Abstract: It is of soaring demand to develop statistical analysis tools that are robust against contamination as well as preserving individual data owners’ privacy. In spite of the fact that both topics host a rich body of literature, to the best of our knowledge, we are the first to systematically study the connections between the optimality under Huber’s contamination model and the local differential privacy (LDP) constraints. In this paper, we start with a general minimax lower bound result, which disentangles the costs of being robust against Huber’s contamination and preserving LDP. We further study four concrete examples: a two-point testing problem, a potentially-diverging mean estimation problem, a nonparametric density estimation problem and a univariate median estimation problem. For each problem, we demonstrate procedures that are optimal in the presence of both contamination and LDP constraints, comment on the connections with the state-of-the-art methods that are only studied under either contamination or privacy constraints, and unveil the connections between robustness and LDP via partially answering whether LDP procedures are robust and whether robust procedures can be efficiently privatised. Overall, our work showcases a promising prospect of joint study for robustness and local differential privacy. This is joint work with Mengchu Li and Yi Yu.

15:30 – 16:30 Ian Gallagher

Title: Adjacency spectral embedding beyond unweighted, undirected networks

Abstract: Many large real-world datasets can be considered as pairwise interactions between objects, from world-wide connections online between computers to the microscopic interaction between proteins. These interactions can be represented using graphs with nodes representing the objects and edges representing the interaction. However, in many scenarios, this simple graph model is not sufficient for complex networks. In cybersecurity applications, we may also be interested in the number of packets being sent between computers, which direction they are being sent, to which ports and at what times.

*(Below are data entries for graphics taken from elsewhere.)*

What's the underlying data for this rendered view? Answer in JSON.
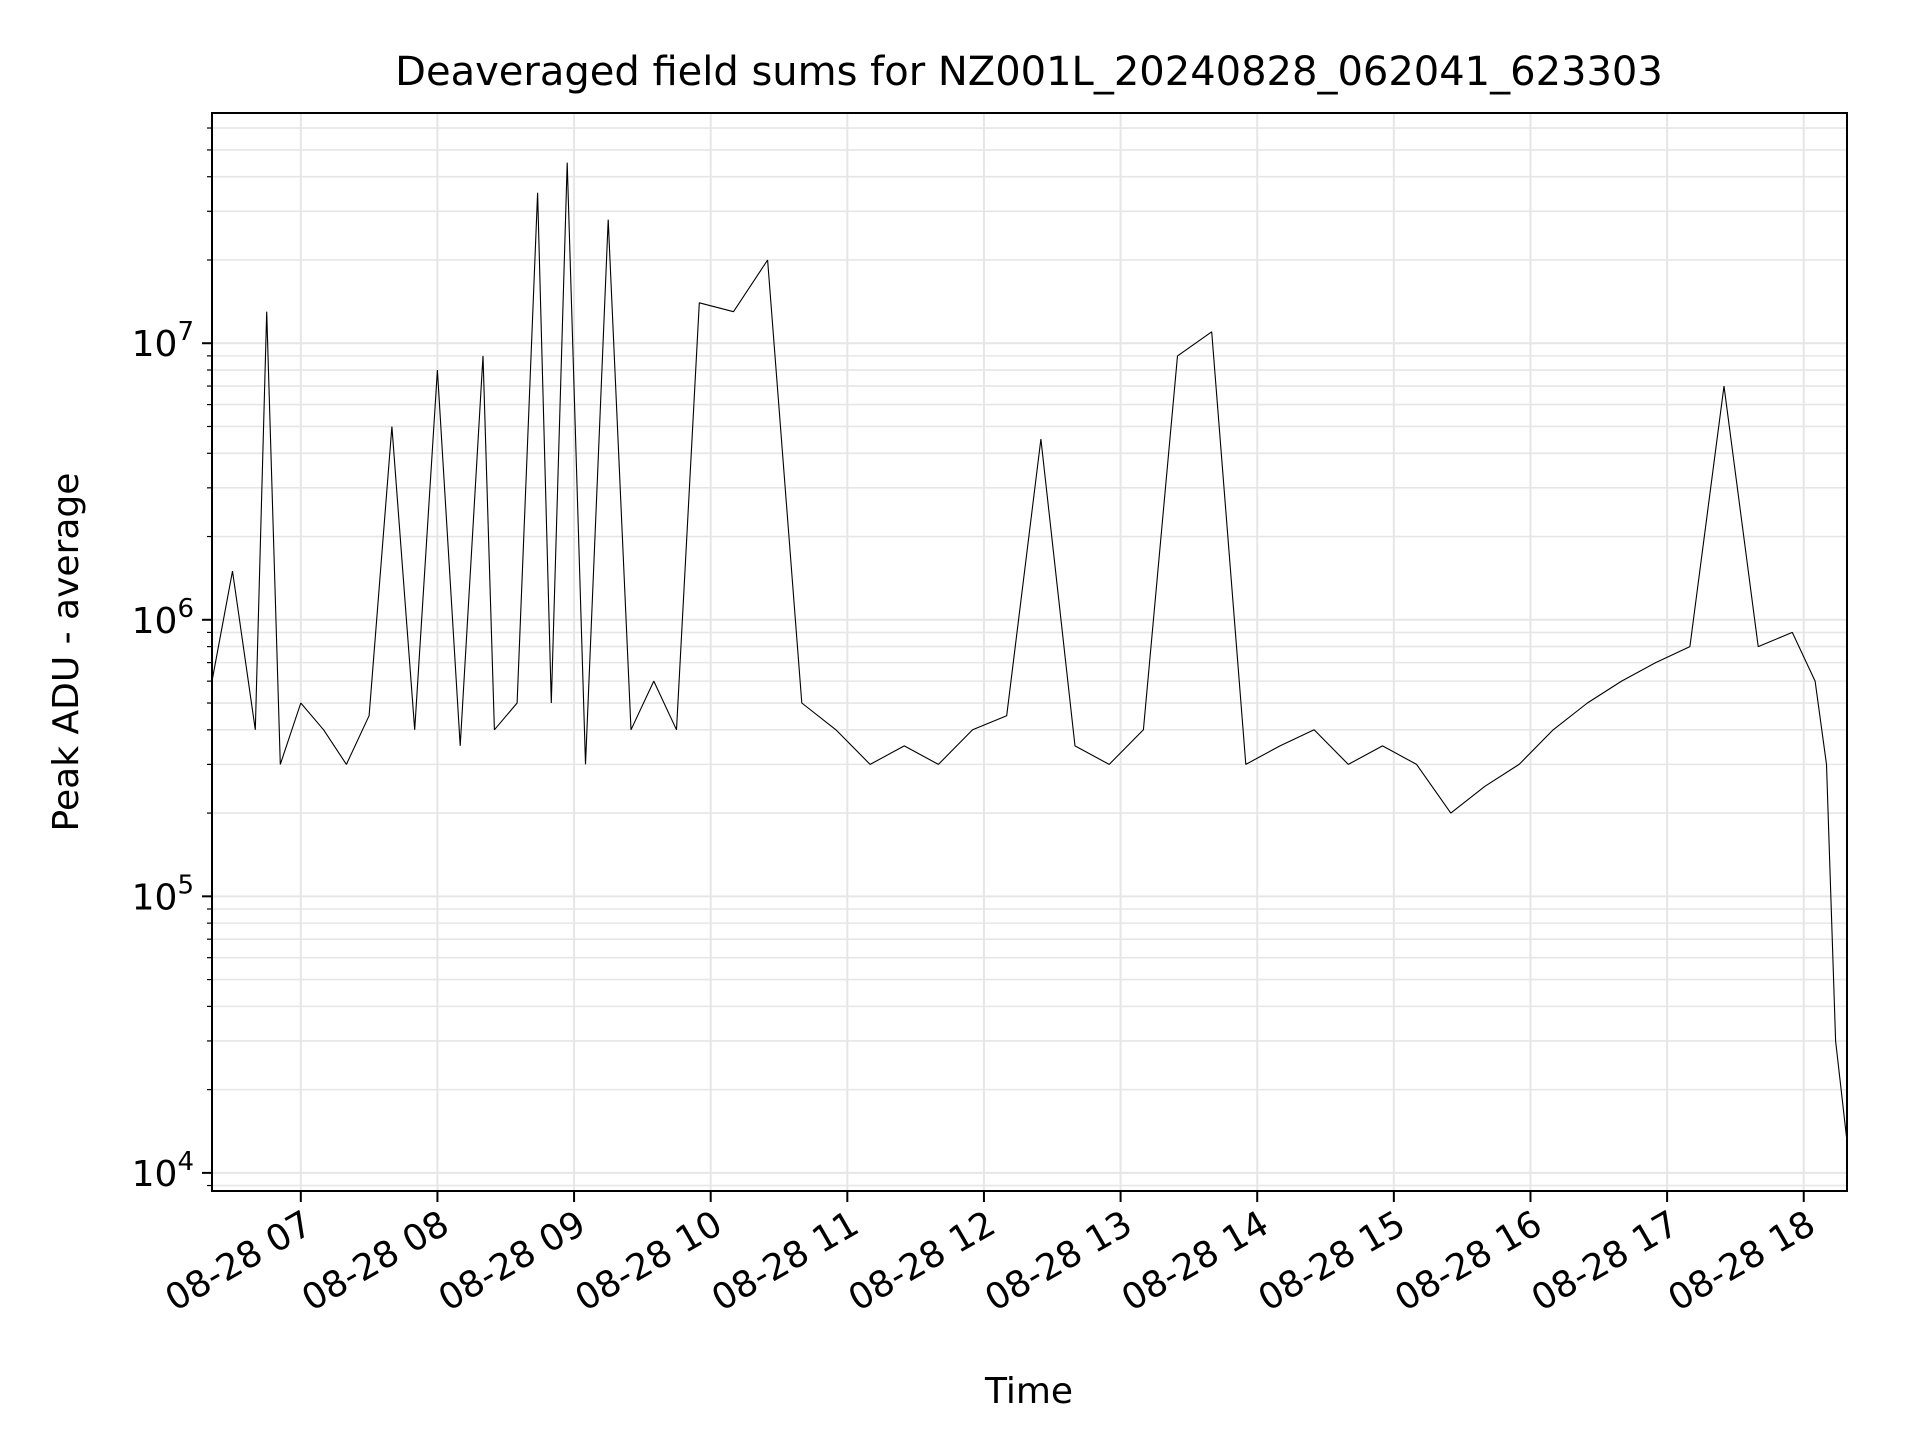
{
  "chart_data": {
    "type": "line",
    "title": "Deaveraged field sums for NZ001L_20240828_062041_623303",
    "xlabel": "Time",
    "ylabel": "Peak ADU - average",
    "x_range": [
      "2024-08-28 06:21",
      "2024-08-28 18:19"
    ],
    "y_scale": "log",
    "ylim": [
      8600,
      68000000
    ],
    "grid": true,
    "x_ticks": [
      "08-28 07",
      "08-28 08",
      "08-28 09",
      "08-28 10",
      "08-28 11",
      "08-28 12",
      "08-28 13",
      "08-28 14",
      "08-28 15",
      "08-28 16",
      "08-28 17",
      "08-28 18"
    ],
    "y_ticks": [
      {
        "value": 10000,
        "base": "10",
        "exp": "4"
      },
      {
        "value": 100000,
        "base": "10",
        "exp": "5"
      },
      {
        "value": 1000000,
        "base": "10",
        "exp": "6"
      },
      {
        "value": 10000000,
        "base": "10",
        "exp": "7"
      }
    ],
    "line_color": "#000000",
    "grid_color": "#e6e6e6",
    "series": [
      {
        "x": [
          "2024-08-28 06:21",
          "2024-08-28 06:30",
          "2024-08-28 06:40",
          "2024-08-28 06:45",
          "2024-08-28 06:51",
          "2024-08-28 07:00",
          "2024-08-28 07:10",
          "2024-08-28 07:20",
          "2024-08-28 07:30",
          "2024-08-28 07:40",
          "2024-08-28 07:50",
          "2024-08-28 08:00",
          "2024-08-28 08:10",
          "2024-08-28 08:20",
          "2024-08-28 08:25",
          "2024-08-28 08:35",
          "2024-08-28 08:44",
          "2024-08-28 08:50",
          "2024-08-28 08:57",
          "2024-08-28 09:05",
          "2024-08-28 09:15",
          "2024-08-28 09:25",
          "2024-08-28 09:35",
          "2024-08-28 09:45",
          "2024-08-28 09:55",
          "2024-08-28 10:10",
          "2024-08-28 10:25",
          "2024-08-28 10:40",
          "2024-08-28 10:55",
          "2024-08-28 11:10",
          "2024-08-28 11:25",
          "2024-08-28 11:40",
          "2024-08-28 11:55",
          "2024-08-28 12:10",
          "2024-08-28 12:25",
          "2024-08-28 12:40",
          "2024-08-28 12:55",
          "2024-08-28 13:10",
          "2024-08-28 13:25",
          "2024-08-28 13:40",
          "2024-08-28 13:55",
          "2024-08-28 14:10",
          "2024-08-28 14:25",
          "2024-08-28 14:40",
          "2024-08-28 14:55",
          "2024-08-28 15:10",
          "2024-08-28 15:25",
          "2024-08-28 15:40",
          "2024-08-28 15:55",
          "2024-08-28 16:10",
          "2024-08-28 16:25",
          "2024-08-28 16:40",
          "2024-08-28 16:55",
          "2024-08-28 17:10",
          "2024-08-28 17:25",
          "2024-08-28 17:40",
          "2024-08-28 17:55",
          "2024-08-28 18:05",
          "2024-08-28 18:10",
          "2024-08-28 18:14",
          "2024-08-28 18:19"
        ],
        "y": [
          600000,
          1500000,
          400000,
          13000000,
          300000,
          500000,
          400000,
          300000,
          450000,
          5000000,
          400000,
          8000000,
          350000,
          9000000,
          400000,
          500000,
          35000000,
          500000,
          45000000,
          300000,
          28000000,
          400000,
          600000,
          400000,
          14000000,
          13000000,
          20000000,
          500000,
          400000,
          300000,
          350000,
          300000,
          400000,
          450000,
          4500000,
          350000,
          300000,
          400000,
          9000000,
          11000000,
          300000,
          350000,
          400000,
          300000,
          350000,
          300000,
          200000,
          250000,
          300000,
          400000,
          500000,
          600000,
          700000,
          800000,
          7000000,
          800000,
          900000,
          600000,
          300000,
          30000,
          13000
        ]
      }
    ]
  }
}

Graph embedding techniques produce a representation of the nodes in a network in a low-dimensional space that preserves aspects of the original structure. These embeddings can be used for a range of downstream tasks, such as node clustering, link prediction and anomaly detection. Spectral embedding algorithms based on the singular value decomposition of the adjacency matrix can be computed efficiently for large graphs, desirable for large networks.

This talk describes the properties of the adjacency spectral embedding for networks with weighted edges evolving over time. Based on the statistical behaviour, we offer practical advice for analysing real-world networks, including how to temper edge weights with power law distributions with follow-on classification and clustering tasks in mind, and producing stable embeddings over time for dynamic networks.